Where? Nest of courts and passages just south of the British Museum.
What? Like a gentrified version of Diagon Alley, with a similarly evocative name, Pied Bull Yard contains plenty of enchanting shops. You won't find Olliavander the Wandmaker, but you can visit independent book sellers, specialist camera shops and even a rubber-stamp outlet. King of the Yard is Truckles, a Davy's bar with one of the few beer gardens in central London. It's slightly pricey, but the downstairs room is a delight for anyone who enjoys old-fashioned drinking. Tell your friends you've been imbibing Old Wallop from pewter tankards in Truckles of Pied Bull Yard, and they'll confiscate your Dickens collection.

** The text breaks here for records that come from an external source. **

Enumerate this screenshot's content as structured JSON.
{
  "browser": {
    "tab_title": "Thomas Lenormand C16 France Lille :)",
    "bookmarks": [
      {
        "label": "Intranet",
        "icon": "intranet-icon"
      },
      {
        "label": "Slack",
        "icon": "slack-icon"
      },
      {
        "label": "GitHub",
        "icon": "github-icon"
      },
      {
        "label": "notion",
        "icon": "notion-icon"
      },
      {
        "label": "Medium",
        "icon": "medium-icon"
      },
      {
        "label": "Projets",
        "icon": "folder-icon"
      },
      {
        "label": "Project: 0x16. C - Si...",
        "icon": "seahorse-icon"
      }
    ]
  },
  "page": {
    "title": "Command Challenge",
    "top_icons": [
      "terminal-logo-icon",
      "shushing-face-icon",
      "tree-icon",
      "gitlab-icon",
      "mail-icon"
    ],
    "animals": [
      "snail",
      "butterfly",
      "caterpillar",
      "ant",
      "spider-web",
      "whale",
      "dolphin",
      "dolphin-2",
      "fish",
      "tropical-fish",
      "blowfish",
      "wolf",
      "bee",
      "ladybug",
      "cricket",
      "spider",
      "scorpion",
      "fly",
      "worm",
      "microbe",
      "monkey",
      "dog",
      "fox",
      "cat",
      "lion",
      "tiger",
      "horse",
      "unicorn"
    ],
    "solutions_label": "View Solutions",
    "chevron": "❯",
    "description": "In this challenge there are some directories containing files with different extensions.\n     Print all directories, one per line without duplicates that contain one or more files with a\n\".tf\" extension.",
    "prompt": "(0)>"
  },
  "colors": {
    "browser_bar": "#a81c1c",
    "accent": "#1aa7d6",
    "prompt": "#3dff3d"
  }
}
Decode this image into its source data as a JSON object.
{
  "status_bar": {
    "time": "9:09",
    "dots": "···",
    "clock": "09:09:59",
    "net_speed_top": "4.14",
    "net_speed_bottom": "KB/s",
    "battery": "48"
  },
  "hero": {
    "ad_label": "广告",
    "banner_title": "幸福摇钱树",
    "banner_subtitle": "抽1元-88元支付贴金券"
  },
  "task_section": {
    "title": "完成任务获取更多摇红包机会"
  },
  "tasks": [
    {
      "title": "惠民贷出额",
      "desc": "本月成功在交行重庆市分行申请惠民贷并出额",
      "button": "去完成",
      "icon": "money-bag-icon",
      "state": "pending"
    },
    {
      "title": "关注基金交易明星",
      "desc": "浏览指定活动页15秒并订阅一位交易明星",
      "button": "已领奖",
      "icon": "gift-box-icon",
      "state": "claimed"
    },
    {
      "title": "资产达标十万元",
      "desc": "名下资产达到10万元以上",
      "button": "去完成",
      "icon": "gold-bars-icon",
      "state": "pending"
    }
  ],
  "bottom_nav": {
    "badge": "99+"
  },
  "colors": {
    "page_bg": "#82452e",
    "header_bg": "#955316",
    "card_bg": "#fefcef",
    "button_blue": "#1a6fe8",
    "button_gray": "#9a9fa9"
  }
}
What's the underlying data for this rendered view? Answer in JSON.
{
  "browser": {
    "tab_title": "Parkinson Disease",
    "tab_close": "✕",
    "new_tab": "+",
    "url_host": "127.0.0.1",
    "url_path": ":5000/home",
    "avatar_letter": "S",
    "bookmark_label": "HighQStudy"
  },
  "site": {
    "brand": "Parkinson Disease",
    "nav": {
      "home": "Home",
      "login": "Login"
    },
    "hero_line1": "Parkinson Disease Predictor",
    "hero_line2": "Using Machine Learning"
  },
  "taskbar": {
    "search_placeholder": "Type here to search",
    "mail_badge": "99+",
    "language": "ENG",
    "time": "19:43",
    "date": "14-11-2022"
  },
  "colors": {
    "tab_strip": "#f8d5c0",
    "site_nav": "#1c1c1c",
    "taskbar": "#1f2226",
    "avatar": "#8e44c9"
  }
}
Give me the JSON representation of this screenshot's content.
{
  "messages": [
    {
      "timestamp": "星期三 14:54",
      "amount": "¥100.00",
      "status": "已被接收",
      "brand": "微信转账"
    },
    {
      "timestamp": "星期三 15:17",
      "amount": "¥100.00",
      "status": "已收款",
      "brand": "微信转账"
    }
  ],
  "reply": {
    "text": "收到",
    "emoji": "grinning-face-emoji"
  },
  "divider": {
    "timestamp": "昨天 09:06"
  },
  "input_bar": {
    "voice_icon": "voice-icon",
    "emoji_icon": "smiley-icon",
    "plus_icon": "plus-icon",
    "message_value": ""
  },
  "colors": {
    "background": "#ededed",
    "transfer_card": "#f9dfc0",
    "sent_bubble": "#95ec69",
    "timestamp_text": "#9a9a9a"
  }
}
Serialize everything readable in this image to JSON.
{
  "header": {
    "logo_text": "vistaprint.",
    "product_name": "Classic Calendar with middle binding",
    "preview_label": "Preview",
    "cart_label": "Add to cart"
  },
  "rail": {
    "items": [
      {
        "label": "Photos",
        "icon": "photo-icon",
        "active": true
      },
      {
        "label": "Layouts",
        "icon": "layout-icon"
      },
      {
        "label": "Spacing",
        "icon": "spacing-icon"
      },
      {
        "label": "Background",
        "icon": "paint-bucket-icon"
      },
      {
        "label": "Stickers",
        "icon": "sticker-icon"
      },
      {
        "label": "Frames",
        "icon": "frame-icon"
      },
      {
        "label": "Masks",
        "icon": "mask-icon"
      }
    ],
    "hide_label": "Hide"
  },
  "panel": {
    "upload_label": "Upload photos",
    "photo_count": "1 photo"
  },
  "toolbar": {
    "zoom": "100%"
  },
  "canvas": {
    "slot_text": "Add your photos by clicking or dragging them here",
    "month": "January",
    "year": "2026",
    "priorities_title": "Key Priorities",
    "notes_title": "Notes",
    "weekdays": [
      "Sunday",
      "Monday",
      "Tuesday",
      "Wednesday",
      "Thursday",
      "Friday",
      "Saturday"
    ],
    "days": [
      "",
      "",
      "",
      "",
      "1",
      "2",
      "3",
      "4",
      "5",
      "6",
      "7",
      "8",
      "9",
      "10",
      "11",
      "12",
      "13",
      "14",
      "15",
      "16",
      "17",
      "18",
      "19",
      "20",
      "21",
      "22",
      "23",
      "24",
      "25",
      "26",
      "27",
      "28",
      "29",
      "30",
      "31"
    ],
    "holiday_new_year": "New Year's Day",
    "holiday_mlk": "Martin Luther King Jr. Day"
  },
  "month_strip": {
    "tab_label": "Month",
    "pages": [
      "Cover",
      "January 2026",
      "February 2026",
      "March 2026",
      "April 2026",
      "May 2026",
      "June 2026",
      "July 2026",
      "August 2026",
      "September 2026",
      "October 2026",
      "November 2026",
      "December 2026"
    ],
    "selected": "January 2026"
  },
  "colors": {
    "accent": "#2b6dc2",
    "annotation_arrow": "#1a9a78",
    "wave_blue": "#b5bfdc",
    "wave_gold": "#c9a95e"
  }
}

It's hard to trace the history of a place that doesn't appear in most maps. The area was undeveloped until the 17th Century, as can be seen on the Agas map of the 1560s, where the land is taken by the grounds of Southampton House. The Rocque map of 1746 (see gallery) knows the passage as 'Stable Yard', while the first mention of the modern name that we can find is from an 1827 map of the area.
We're lucky to have Pied Bull Yard. Amazing as it seems now, many of these picturesque streets and courts were almost demolished in the 1970s to make way for the British Library. Next time you're in Truckles, raise a glass to Dr George Wagner who spearheaded a residents' revolt that ultimately defeated the scheme.
Why Use? You're spoiled for choice. Quirky shops, a special pub and a fortress of solitude from the adjacent British Museum tourist buzz.